Question 27. Is the y-intercept significantly different from zero (yes or no)?

Question 28. What is the slope of the regression equation?

Question 29. Is the slope significantly different from zero (yes or no)?

So we would write the regression equation as...

laureates.hat = -3.161 + 2.989 * consumption

where laureates.hat stands for predicted values of laureates. Remember, the regression equation does not calculate observed values of y but predicted values for any given x. Here is a way to interpret the regression coefficients.

Question 30. If a country consumes 5 kg of chocolate per capita annually, what is the predicted number of laureates in that country?

Now here's a hard question. We've just predicted number of laureates from a value for consumption of chocolate. Suppose we had a country with 20 laureates. Could we use the regression equation to predict how much chocolate is eaten in that country? Think about it!

The answer is absolutely not! Look at the regression equation. Is there a place to plug in number of laureates? There is not. There is only a place for laureates.hat, the predicted number of laureates. Look again. Is there a place to solve for predicted chocolate consumption? No there is not. There is no consumption.hat in the equation, only observed values of consumption. Make a note of this now. The regression equation does not work backwards. You can go from x to y.hat. You cannot go from y to x.hat. Those variables are not in the equation.

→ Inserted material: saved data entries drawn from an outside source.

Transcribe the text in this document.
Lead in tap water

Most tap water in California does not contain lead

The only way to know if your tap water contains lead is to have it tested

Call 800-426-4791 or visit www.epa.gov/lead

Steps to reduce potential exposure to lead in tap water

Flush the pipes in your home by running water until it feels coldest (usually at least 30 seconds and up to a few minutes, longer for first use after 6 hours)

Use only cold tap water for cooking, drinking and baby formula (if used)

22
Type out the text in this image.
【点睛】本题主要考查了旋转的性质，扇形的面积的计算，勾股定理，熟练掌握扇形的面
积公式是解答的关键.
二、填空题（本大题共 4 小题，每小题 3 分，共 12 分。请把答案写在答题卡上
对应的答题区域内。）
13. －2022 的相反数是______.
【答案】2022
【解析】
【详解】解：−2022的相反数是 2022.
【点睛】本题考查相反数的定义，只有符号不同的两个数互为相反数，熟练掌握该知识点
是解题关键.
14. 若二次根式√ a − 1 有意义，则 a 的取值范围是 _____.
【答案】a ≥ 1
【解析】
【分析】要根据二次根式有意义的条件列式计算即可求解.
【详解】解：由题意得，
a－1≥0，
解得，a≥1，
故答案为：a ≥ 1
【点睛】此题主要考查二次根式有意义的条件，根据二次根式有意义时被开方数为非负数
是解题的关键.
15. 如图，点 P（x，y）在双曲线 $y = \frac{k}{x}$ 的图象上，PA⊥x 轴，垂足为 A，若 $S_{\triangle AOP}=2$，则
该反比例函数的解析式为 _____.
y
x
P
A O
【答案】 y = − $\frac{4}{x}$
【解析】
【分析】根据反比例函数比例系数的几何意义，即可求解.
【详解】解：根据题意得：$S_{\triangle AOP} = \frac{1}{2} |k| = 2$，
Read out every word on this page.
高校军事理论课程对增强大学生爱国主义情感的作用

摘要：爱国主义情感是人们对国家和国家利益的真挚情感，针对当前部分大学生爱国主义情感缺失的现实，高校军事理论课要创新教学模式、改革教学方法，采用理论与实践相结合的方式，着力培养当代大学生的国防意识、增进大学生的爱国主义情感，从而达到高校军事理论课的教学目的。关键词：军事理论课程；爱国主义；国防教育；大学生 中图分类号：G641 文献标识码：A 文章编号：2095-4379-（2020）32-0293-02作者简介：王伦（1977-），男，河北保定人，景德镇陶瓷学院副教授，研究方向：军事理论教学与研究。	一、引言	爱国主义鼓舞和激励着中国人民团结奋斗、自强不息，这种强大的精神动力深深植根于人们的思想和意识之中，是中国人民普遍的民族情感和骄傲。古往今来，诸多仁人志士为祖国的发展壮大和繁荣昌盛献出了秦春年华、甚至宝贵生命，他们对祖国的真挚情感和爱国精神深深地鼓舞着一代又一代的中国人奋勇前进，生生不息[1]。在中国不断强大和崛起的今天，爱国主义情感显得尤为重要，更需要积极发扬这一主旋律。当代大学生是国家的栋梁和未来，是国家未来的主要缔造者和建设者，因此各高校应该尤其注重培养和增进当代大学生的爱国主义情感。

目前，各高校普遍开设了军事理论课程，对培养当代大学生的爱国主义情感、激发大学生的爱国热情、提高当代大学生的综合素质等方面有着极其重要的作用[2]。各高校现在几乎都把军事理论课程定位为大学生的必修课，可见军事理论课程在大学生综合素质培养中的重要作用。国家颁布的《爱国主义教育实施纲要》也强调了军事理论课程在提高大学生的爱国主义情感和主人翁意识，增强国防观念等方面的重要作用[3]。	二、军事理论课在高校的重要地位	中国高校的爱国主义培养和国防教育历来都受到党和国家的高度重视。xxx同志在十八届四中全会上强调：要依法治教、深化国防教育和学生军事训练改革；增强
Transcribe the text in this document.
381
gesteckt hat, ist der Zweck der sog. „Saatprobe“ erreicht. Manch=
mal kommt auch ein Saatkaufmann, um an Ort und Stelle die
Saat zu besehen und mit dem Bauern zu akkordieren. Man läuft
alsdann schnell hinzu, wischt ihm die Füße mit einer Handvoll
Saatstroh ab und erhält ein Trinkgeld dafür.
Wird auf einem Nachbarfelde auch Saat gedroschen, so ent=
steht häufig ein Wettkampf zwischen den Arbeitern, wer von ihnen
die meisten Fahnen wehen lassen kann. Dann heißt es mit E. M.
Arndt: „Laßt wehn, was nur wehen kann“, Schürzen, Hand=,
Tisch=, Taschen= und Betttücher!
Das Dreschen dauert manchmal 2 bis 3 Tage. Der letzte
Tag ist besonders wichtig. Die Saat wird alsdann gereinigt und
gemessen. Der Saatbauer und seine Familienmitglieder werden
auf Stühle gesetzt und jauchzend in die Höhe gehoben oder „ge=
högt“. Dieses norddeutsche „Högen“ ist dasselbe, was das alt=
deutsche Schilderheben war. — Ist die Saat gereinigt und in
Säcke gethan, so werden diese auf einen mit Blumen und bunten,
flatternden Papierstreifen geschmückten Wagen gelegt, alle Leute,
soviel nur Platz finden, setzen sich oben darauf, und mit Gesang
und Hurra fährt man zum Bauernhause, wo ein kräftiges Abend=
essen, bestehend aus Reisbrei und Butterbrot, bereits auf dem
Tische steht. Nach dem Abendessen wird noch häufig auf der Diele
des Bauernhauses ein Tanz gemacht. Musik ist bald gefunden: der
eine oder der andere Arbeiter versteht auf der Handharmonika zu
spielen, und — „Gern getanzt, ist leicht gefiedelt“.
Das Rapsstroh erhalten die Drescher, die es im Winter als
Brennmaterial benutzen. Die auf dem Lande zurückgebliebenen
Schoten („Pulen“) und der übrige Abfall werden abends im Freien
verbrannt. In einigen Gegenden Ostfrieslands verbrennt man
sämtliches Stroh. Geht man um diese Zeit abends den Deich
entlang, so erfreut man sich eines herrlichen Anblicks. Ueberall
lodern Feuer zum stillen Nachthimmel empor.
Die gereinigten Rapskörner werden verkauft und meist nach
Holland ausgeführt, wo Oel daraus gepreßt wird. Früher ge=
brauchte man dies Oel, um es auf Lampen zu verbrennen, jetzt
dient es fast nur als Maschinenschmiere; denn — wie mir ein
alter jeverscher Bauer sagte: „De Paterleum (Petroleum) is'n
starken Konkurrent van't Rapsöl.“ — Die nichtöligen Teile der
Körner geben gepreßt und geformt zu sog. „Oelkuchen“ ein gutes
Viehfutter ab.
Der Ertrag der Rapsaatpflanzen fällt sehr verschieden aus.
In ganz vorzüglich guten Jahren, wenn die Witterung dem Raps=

So final question. Suppose I have a country where the predicted number of laureates is 20. Can I calculate the observed chocolate consumption in that country from the regression equation? Sure! Because both laureates.hat and consumption occur as variables in the equation.

For practice, try doing laureates ~ scientific. I'll give you the regression equation so you can check.
laureates.hat = 1.535 + 1.203 * scientific
Did you notice any problems with assumptions in this analysis?

One more thing. Don't forget!

----------R Commands----------
detach(X)

If you do forget, it's not a disaster. You haven't broken anything. R will detach everything when you shut it down. But you WILL have a serious problem if you continue working and read in another dataset with variables that have the same names, or name a new data frame X. Best to detach and then clear your workspace if you are going to continue working.